Gladys va m’accompagner jusqu’à La Merced, la toute proche capitale de la province de Chanchamayo, à quelque 400 km à l’est de Lima à vol d’oiseau. Puis elle va choisir un taxi dans lequel je pourrai avoir confiance pour me déposer à un point précis sur la route – ce qui, à ce moment, me paraît, en effet, ne pas être superflu… Après cela, elle s’en ira retrouver Tomas tandis que j’irai vers le village de Pucharini.
Etonnant quand même : bien qu’habitant San Ramón depuis trois-quatre ans, Gladys – Péruvienne de naissance mais ayant essentiellement vécu à quelques centaines de kilomètres de là – en connaît bien moins que moi sur ce peuple indien. Pour ne pas dire qu’elle en connaît juste l’existence, point.
Pour moi, les Ashaninkas, c’est Jéromine Pasteur. C’est notamment un livre – Selva sauvage – que lisait mon père quand il est décédé. Tout en ayant parcouru le livre par la suite, j’ai toujours laissé le marque-page (une simple partie de feuille de journal de Libération-Champagne – que papa lisait quotidiennement et qu’il avait soigneusement pliée) à cet endroit . Cela a-t-il eu un effet d' »appel » sur moi ou sur le destin (qui se serait senti chatouillé) ?… Toujours est-il que c’est un peuple pour lequel j’ai aussi éprouvé un intérêt moi-même.
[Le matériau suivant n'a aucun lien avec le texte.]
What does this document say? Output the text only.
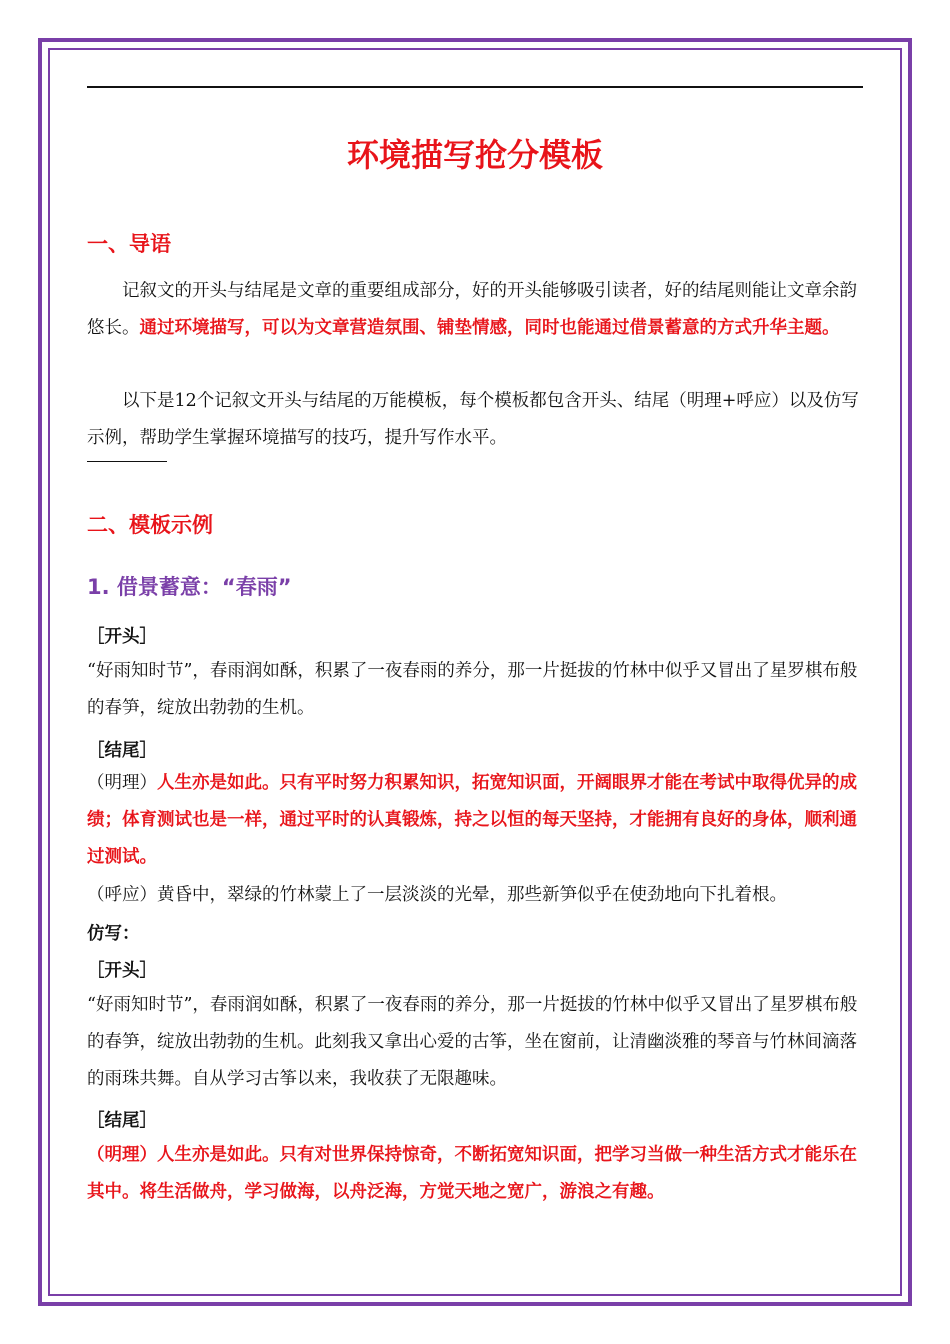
环境描写抢分模板
一、导语

记叙文的开头与结尾是文章的重要组成部分，好的开头能够吸引读者，好的结尾则能让文章余韵悠长。通过环境描写，可以为文章营造氛围、铺垫情感，同时也能通过借景蓄意的方式升华主题。

以下是12个记叙文开头与结尾的万能模板，每个模板都包含开头、结尾（明理+呼应）以及仿写示例，帮助学生掌握环境描写的技巧，提升写作水平。

二、模板示例
1. 借景蓄意：“春雨”

［开头］

“好雨知时节”，春雨润如酥，积累了一夜春雨的养分，那一片挺拔的竹林中似乎又冒出了星罗棋布般的春笋，绽放出勃勃的生机。

［结尾］

（明理）人生亦是如此。只有平时努力积累知识，拓宽知识面，开阔眼界才能在考试中取得优异的成绩；体育测试也是一样，通过平时的认真锻炼，持之以恒的每天坚持，才能拥有良好的身体，顺利通过测试。

（呼应）黄昏中，翠绿的竹林蒙上了一层淡淡的光晕，那些新笋似乎在使劲地向下扎着根。

仿写：

［开头］

“好雨知时节”，春雨润如酥，积累了一夜春雨的养分，那一片挺拔的竹林中似乎又冒出了星罗棋布般的春笋，绽放出勃勃的生机。此刻我又拿出心爱的古筝，坐在窗前，让清幽淡雅的琴音与竹林间滴落的雨珠共舞。自从学习古筝以来，我收获了无限趣味。

［结尾］

（明理）人生亦是如此。只有对世界保持惊奇，不断拓宽知识面，把学习当做一种生活方式才能乐在其中。将生活做舟，学习做海，以舟泛海，方觉天地之宽广，游浪之有趣。
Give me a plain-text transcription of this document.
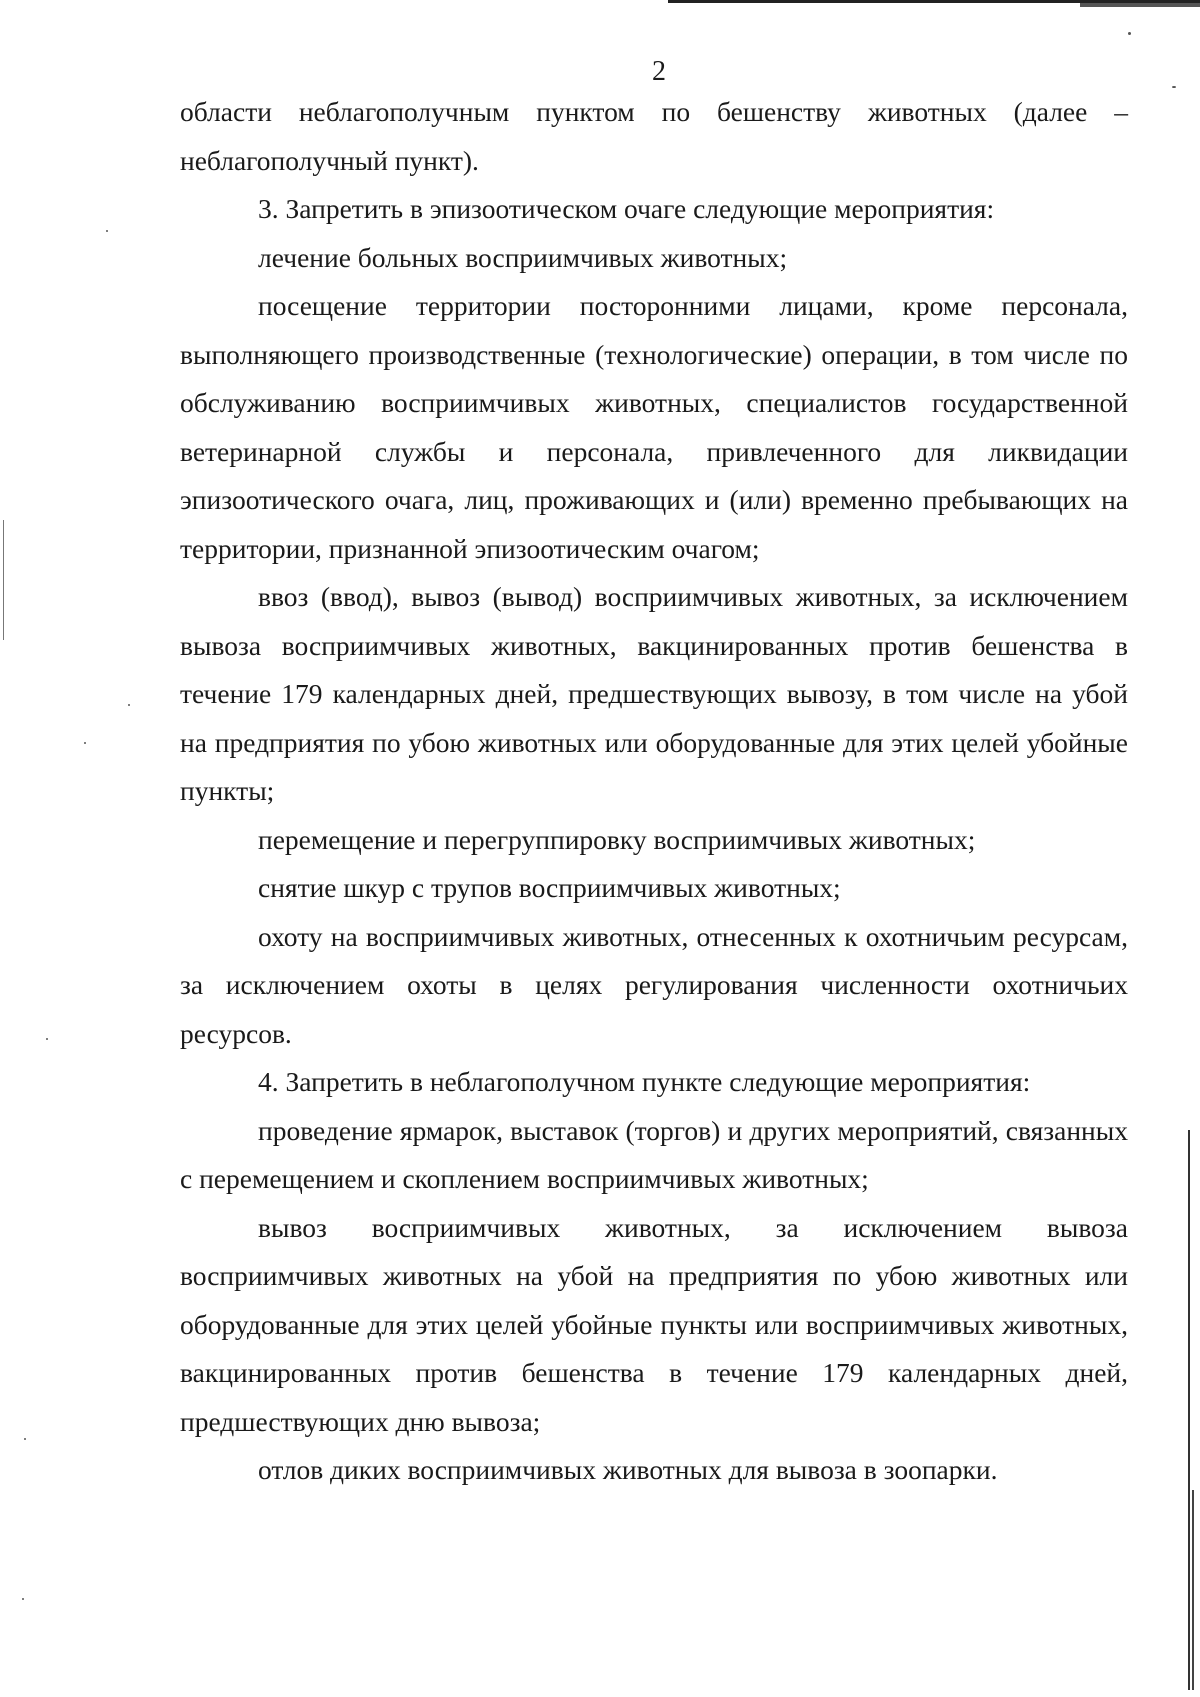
2

области неблагополучным пунктом по бешенству животных (далее – неблагополучный пункт).

3. Запретить в эпизоотическом очаге следующие мероприятия:

лечение больных восприимчивых животных;

посещение территории посторонними лицами, кроме персонала, выполняющего производственные (технологические) операции, в том числе по обслуживанию восприимчивых животных, специалистов государственной ветеринарной службы и персонала, привлеченного для ликвидации эпизоотического очага, лиц, проживающих и (или) временно пребывающих на территории, признанной эпизоотическим очагом;

ввоз (ввод), вывоз (вывод) восприимчивых животных, за исключением вывоза восприимчивых животных, вакцинированных против бешенства в течение 179 календарных дней, предшествующих вывозу, в том числе на убой на предприятия по убою животных или оборудованные для этих целей убойные пункты;

перемещение и перегруппировку восприимчивых животных;

снятие шкур с трупов восприимчивых животных;

охоту на восприимчивых животных, отнесенных к охотничьим ресурсам, за исключением охоты в целях регулирования численности охотничьих ресурсов.

4. Запретить в неблагополучном пункте следующие мероприятия:

проведение ярмарок, выставок (торгов) и других мероприятий, связанных с перемещением и скоплением восприимчивых животных;

вывоз восприимчивых животных, за исключением вывоза восприимчивых животных на убой на предприятия по убою животных или оборудованные для этих целей убойные пункты или восприимчивых животных, вакцинированных против бешенства в течение 179 календарных дней, предшествующих дню вывоза;

отлов диких восприимчивых животных для вывоза в зоопарки.
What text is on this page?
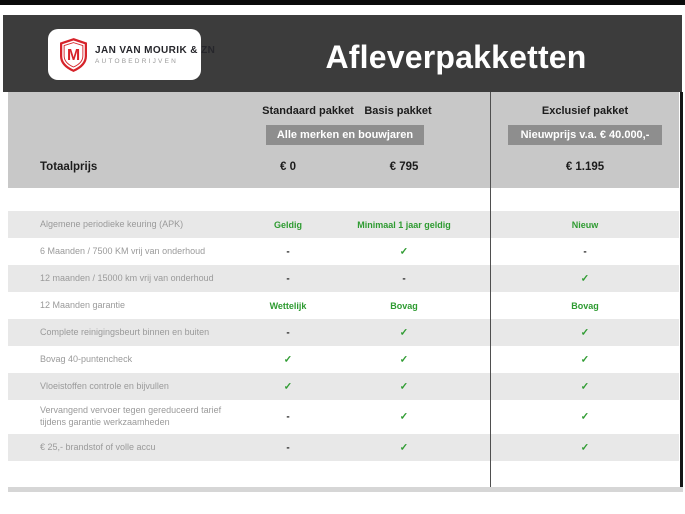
M JAN VAN MOURIK & ZN
AUTOBEDRIJVEN	Afleverpakketten
Standaard pakket Basis pakket	Exclusief pakket
Alle merken en bouwjaren	Nieuwprijs v.a. € 40.000,-
Totaalprijs	€ 0	€ 795	€ 1.195
Algemene periodieke keuring (APK)	Geldig	Minimaal 1 jaar geldig	Nieuw
6 Maanden / 7500 KM vrij van onderhoud	-	✓	-
12 maanden / 15000 km vrij van onderhoud	-	-	✓
12 Maanden garantie	Wettelijk	Bovag	Bovag
Complete reinigingsbeurt binnen en buiten	-	✓	✓
Bovag 40-puntencheck	✓	✓	✓
Vloeistoffen controle en bijvullen	✓	✓	✓
Vervangend vervoer tegen gereduceerd tarief tijdens garantie werkzaamheden	-	✓	✓
€ 25,- brandstof of volle accu	-	✓	✓
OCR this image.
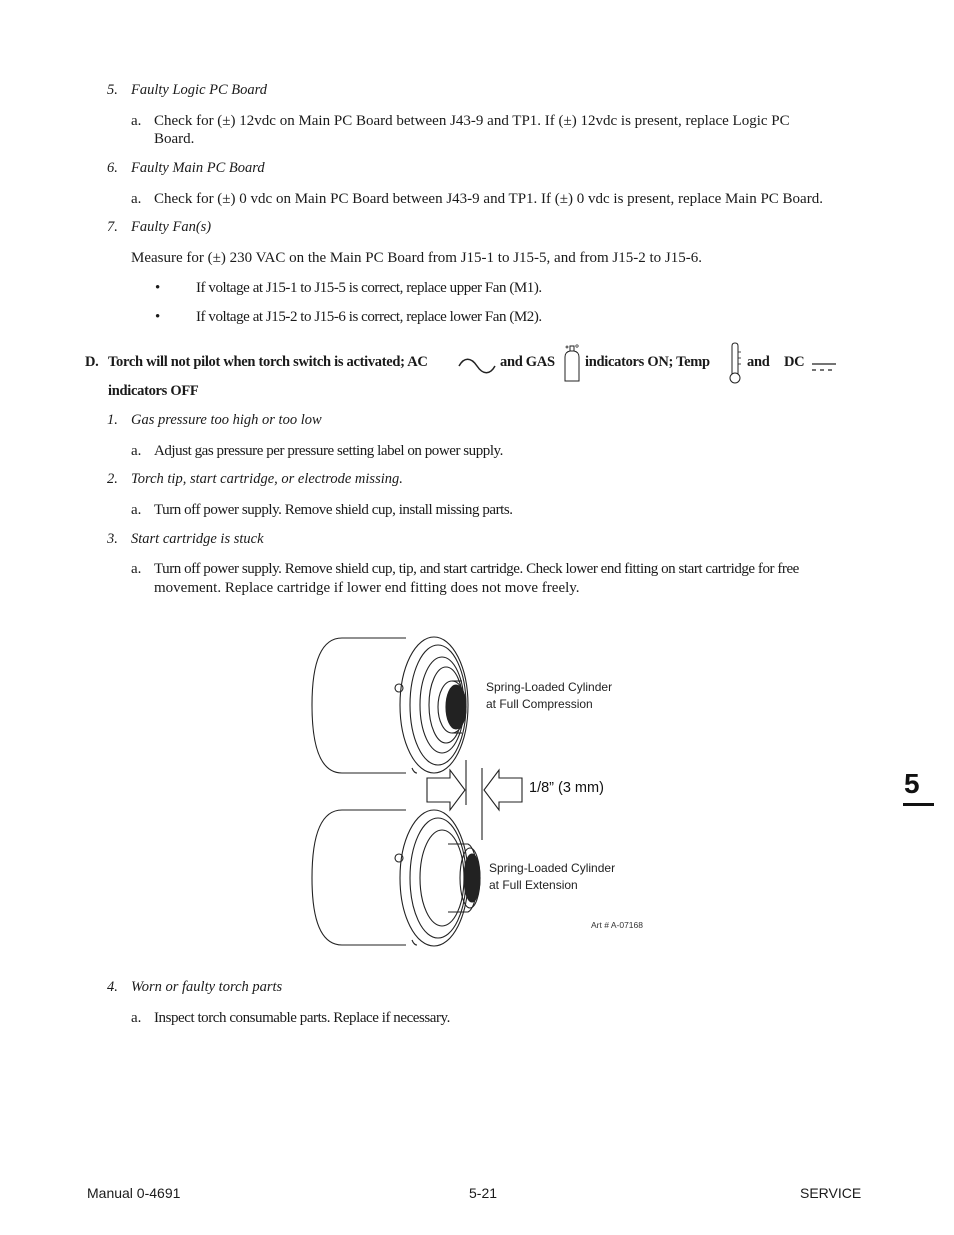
5. Faulty Logic PC Board
a. Check for (±) 12vdc on Main PC Board between J43-9 and TP1. If (±) 12vdc is present, replace Logic PC
Board.
6. Faulty Main PC Board
a. Check for (±) 0 vdc on Main PC Board between J43-9 and TP1. If (±) 0 vdc is present, replace Main PC Board.
7. Faulty Fan(s)
Measure for (±) 230 VAC on the Main PC Board from J15-1 to J15-5, and from J15-2 to J15-6.
• If voltage at J15-1 to J15-5 is correct, replace upper Fan (M1).
• If voltage at J15-2 to J15-6 is correct, replace lower Fan (M2).
D. Torch will not pilot when torch switch is activated; AC	and GAS indicators ON; Temp	and DC
indicators OFF
1. Gas pressure too high or too low
a. Adjust gas pressure per pressure setting label on power supply.
2. Torch tip, start cartridge, or electrode missing.
a. Turn off power supply. Remove shield cup, install missing parts.
3. Start cartridge is stuck
a. Turn off power supply. Remove shield cup, tip, and start cartridge. Check lower end fitting on start cartridge for free
movement. Replace cartridge if lower end fitting does not move freely.
Spring-Loaded Cylinder
at Full Compression
1/8” (3 mm)
Spring-Loaded Cylinder
at Full Extension
Art # A-07168
5
4. Worn or faulty torch parts
a. Inspect torch consumable parts. Replace if necessary.
Manual 0-4691	5-21	SERVICE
Peut-être parce que l’image de Jéromine Pasteur m’a séduit. Peut-être parce qu’il s’agissait d’un peuple indigène méconnu. Probablement parce que c’est un peuple victime des Blancs contemporains. Sans doute, aussi, pour sa relation avec la nature et ses pouvoirs chamaniques…
Et puis, il y a ce que j’ai vécu. Un corps considérablement abîmé qui n’aurait jamais dû – en principe – se rétablir. Le choix de l’abandon de notre médecine – qui ne m’a plus laissé d’espoir à la fois vu mon état et vu les moyens (limités) qui sont les miens dans le cadre du système français. La découverte que j’ai faite un jour d’une thérapie japonaise. Le fait d’avoir compris et appris le fonctionnement de cette approche des choses et de l’existence. Mais aussi, d’une part, le partiel délaissement de certains aspects de ma santé depuis fin 2013 (pour des raisons familiales sur lesquelles je ne m’étendrai pas) ; et, d’autre part, cette conscience d’un point de douleur récurrent quoique pas très intense du côté droit du ventre. Sur ce plan, je ne pouvais ignorer que je n’avais pas repassé de coloscopie après un passage en hôpital pour une petite ablation et des antécédents familiaux… Alors, avec ce désir bien ancré de connaître le Pérou et d’emprunter le train mythique le plus haut du monde*, j’ai décidé d’aller dans une tribu ashaninka et de me faire traiter par une chamane dans le cadre d’un voyage au Pérou .
Lorsque j’ai préparé mon voyage, j’ai fait la connaissance d’une famille péruvienne tenant des chambres d’hôtes à Lima, à Huancayo – les deux extrémités du train des Andes – ainsi qu’à San Ramón. Parmi les informations que j’ai récoltés sur les Ashaninkas, j’ai découvert qu’une tribu ashaninka, non loin de San Ramón, avait des curanderas – ce que l’on traduira par femmes « chamanes »** . Tout semblait s’emboîter parfaitement, naturellement, pour que j’y aille.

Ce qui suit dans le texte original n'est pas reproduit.